Parole di fede dunque, di gioia. Belle anche le parole di amici e colleghi della Polizia che al termine della funzione si sono alternati al microfono per gridare quanto fosse bella quella donna con cui hanno lavorato trent’anni e che sarà sempre con loro. «Sei stata una persona fantastica, ci hai coinvolto con il tuo sorriso contagioso, sapevi rendere facili le cose difficili, ma soprattutto ci hai insegnato a godere ogni attimo di vita. Hai lottato fino alla fine, non ti sei mai fatta travolgere, hai travolto gli altri con la tua voglia di vivere. Sei stata attaccata al tuo dovere fino alla fine, innamorata della divisa, tenace e con un forte senso del dovere. La tua presenza costante fino all’ultimo, la tua vitalità, il tuo sorriso ed entusiasmo non ce lo dimenticheremo mai. Se stata la nostra stella, ci hai sostenuto con la tua professionalità e intelligenza, donandoci vigore e solarità. Vogliamo solo applaudire e inneggiare a una donna straordinaria».
Poi, un pensiero al marito e ai figli: «Sarete fortissimi se seguite l’esempio della mamma. E noi saremo sempre al vostro fianco, non sarete mai soli».
A officiare la funzione liturgica anche il parroco don Enrico Vertemati, la cantoria. Accanto al marito e ai figli che per tutta la cerimonia si sono stretti gli uni agli altri, anche il sindaco Jill Ielo, rappresentanti della Polizia di Stato e di frontiera, i colleghi della Polaria di Malpensa, i compagni di classe dei figli.

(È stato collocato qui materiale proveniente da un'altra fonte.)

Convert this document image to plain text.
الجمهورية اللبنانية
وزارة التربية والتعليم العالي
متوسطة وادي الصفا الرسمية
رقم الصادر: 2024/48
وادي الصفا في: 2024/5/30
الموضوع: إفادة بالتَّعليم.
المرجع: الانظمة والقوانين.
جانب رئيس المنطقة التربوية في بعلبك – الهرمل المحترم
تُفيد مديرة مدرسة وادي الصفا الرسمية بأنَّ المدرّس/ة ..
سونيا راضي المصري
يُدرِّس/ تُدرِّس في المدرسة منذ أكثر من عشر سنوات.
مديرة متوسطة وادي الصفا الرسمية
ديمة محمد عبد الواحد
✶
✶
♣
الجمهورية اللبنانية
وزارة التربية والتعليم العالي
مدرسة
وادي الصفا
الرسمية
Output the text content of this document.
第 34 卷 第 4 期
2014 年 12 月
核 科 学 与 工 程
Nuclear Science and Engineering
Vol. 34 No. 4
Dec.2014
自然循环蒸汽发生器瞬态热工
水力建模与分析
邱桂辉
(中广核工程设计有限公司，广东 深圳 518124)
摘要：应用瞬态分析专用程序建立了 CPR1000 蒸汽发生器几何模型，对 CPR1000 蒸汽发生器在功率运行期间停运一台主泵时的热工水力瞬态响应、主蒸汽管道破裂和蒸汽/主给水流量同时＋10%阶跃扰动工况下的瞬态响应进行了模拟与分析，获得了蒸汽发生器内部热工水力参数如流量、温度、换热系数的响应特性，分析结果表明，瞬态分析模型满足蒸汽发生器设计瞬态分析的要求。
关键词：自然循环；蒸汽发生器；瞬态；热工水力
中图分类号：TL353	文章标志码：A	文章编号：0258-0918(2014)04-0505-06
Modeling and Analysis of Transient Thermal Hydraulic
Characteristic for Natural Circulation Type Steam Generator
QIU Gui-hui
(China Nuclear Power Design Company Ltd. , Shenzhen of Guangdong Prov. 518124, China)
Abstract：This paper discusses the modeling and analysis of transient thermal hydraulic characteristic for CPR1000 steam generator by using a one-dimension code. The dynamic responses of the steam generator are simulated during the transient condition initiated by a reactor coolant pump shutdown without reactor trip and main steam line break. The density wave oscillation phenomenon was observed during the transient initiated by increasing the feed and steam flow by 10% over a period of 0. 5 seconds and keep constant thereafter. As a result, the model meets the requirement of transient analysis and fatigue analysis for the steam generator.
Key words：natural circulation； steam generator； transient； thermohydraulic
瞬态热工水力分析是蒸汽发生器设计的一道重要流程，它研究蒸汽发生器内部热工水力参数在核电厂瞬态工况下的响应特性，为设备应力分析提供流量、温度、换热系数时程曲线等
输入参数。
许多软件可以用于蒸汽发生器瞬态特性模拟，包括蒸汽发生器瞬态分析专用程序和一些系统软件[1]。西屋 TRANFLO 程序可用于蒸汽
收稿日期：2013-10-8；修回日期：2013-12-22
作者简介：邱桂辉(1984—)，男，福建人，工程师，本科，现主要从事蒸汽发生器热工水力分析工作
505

Commovente il picchetto di rappresentanza che ha voluto dare l’ultimo saluto ad Antonella: gli ordini, l’attesa del feretro, gli applausi, le sirene, la registrazione del mob con il rapper al Parco di Rugareto che il vicequestore della Polizia avrebbe voluto trasformare da luogo di droga a vita, il lancio dei palloncini bianchi, ancora applausi, il corteo al cimitero. Tanta commozione, tanto dolore ma l’imperativo era quello di mettere in pratica gli insegnamenti di Antonella: continuare a essere felici, a godere la vita che merita di essere vissuta. Nonostante tutto.